Congress Pushes OSHA Coverage for Public Workers

Asserting that public employees in the 26 states without OSHA-approved state plans are consistently exposed to hazardous conditions, federal lawmakers expressed hope that a recently proposed bill would expand OSHA protections to public workers in those states and put an end to “senseless deaths.”

In a hearing held by the House Subcommittee on Workforce Protections – chaired by Rep. Lynn Woolsey, D-Calif. – advocates for the bill explained why they believe it would make sense for the 8.5 million state, county and municipal workers who live in non-state-plan states to have the same coverage as private-sector employees and federal workers.

“The tragedy is that Congress gave the states the opportunity to cover their public employees with the promise of matching funding, but today, 37 years after the passage of OSHA, 26 states sill do not have OSHA-approved state plans that would cover public employees,” Woolsey said.

According to the Bureau of Labor Statistics (BLS), more than 6,000 public workers were fatally injured while at work from 1992 through 2001. The most recent BLS data available notes that in 2005, another 520 government workers died, of which 107 were state and 300 were local government workers.

The proposed bill – dubbed the “Protecting America's Workers Act – would provide OSHA coverage to federal, state and local public employees and some private-sector employees who currently do not have OSHA protections.

Widow Finds Tragedy “Senseless”

Casey Jones, who lost her husband in a January 2006 explosion at the Bethune Point Wastewater Treatment Plant in Daytona Beach, Fla., told Congress that her husband's death could have been prevented had the city of Daytona Beach done more to protect its employees.

Her husband, who worked in general maintenance, was instructed by the city of Daytona Beach to remove a roof from a building that was damaged by hurricanes in 2004. Her husband was not a roofer and had not received any previous safety training. He died from severe burns as the result of a fireball formed by gases coming out of the vent.

“I know he did not have to die,” Jones said tearfully. “ ... My heart breaks for those that have lost family and friends in similar situations, all so needlessly. All so senseless.”

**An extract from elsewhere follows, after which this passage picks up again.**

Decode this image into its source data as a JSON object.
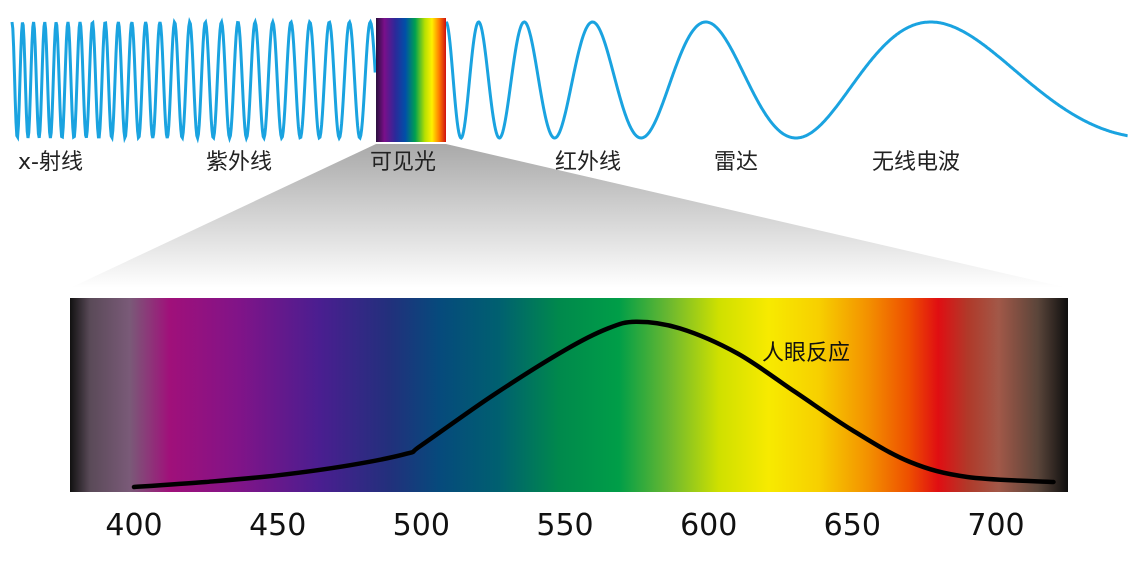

A report released in December by the Chemical Safety and Hazard Investigation Board (CSB) blamed the incident on a lack of safety procedures, inadequate equipment and maintenance. CSB investigators said Jones' husband likely would have survived if safety equipment had been in place or had been working properly.

Fillman: Lack of OSHA Coverage Is a Death Sentence

When the Occupational Safety and Health (OSH) Act was passed in 1970, it excluded state and local government workers. Thirty-five years later, 26 states have exercised their option to operate their own state OSHA programs. Of those, 22 state plans cover both private-sector employees and state and local government employees, while four state plans cover public employees only.

According to David Fillman, executive director of the American Federation of State and Municipal Employees (AFSCME) Council 13, lack of OSHA coverage can be a death sentence for many public workers.

“This situation is not fair, and it is not right,” Fillman said. “Having the right to a safe job should not depend on the state in which public employees work.”

On the other hand, David Sarvadi, an attorney with the law firm of Keller and Heckman LLP, disputed the effectiveness of expanding OSHA coverage to the other 26 states, claiming that it would just “add another layer of bureaucracy to an already burdened system.”

Sarvadi argued that although the OSH Act does not cover states as employers, employees are still protected, as a number of the 26 states without state plans still have mandatory compliance requirements enacted under state law, while others require compliance with OSHA standards.

Accidents still happen even in the most protected environments, Sarvadi said. He asserted that the issue is more of a problem of education rather than enforcement.

“Having coverage doesn't guarantee compliance and having compliance does not guarantee safety,” Sarvadi said.

Sarvadi: More Training – Not OSHA Coverage – Needed

Sarvadi suggested that a better approach would be to expand safety training and hazard awareness programs as well as funding for such training. Providing grants and other forms of funding to tie in with state compliance programs would be a good incentive for employers to provide adequate safety measures for their workers, Sarvadi said.

“It is the responsibility of everybody involved, for the [safety] managers as well as the employees, to take the steps necessary to protect themselves,” Sarvadi said. “... Having a few more carrots on the table might help make a difference.”

John Turnipseed, safety supervisor for the Municipal Water Department of San Bernardino, Calif., and a representative of the American Society of Safety Engineers (ASSE), rejected the notion that amending the OSH Act to include OSHA protections for public employees was unnecessary or that it would “cost too much.”

“As a safety professional, I reject that safety costs too much,” Turnipseed said. “ ... Not spending money to protect state and local government workers' health and safety sends a message that such workers are expendable, that it is cheaper to kill or injure employees than to protect them.”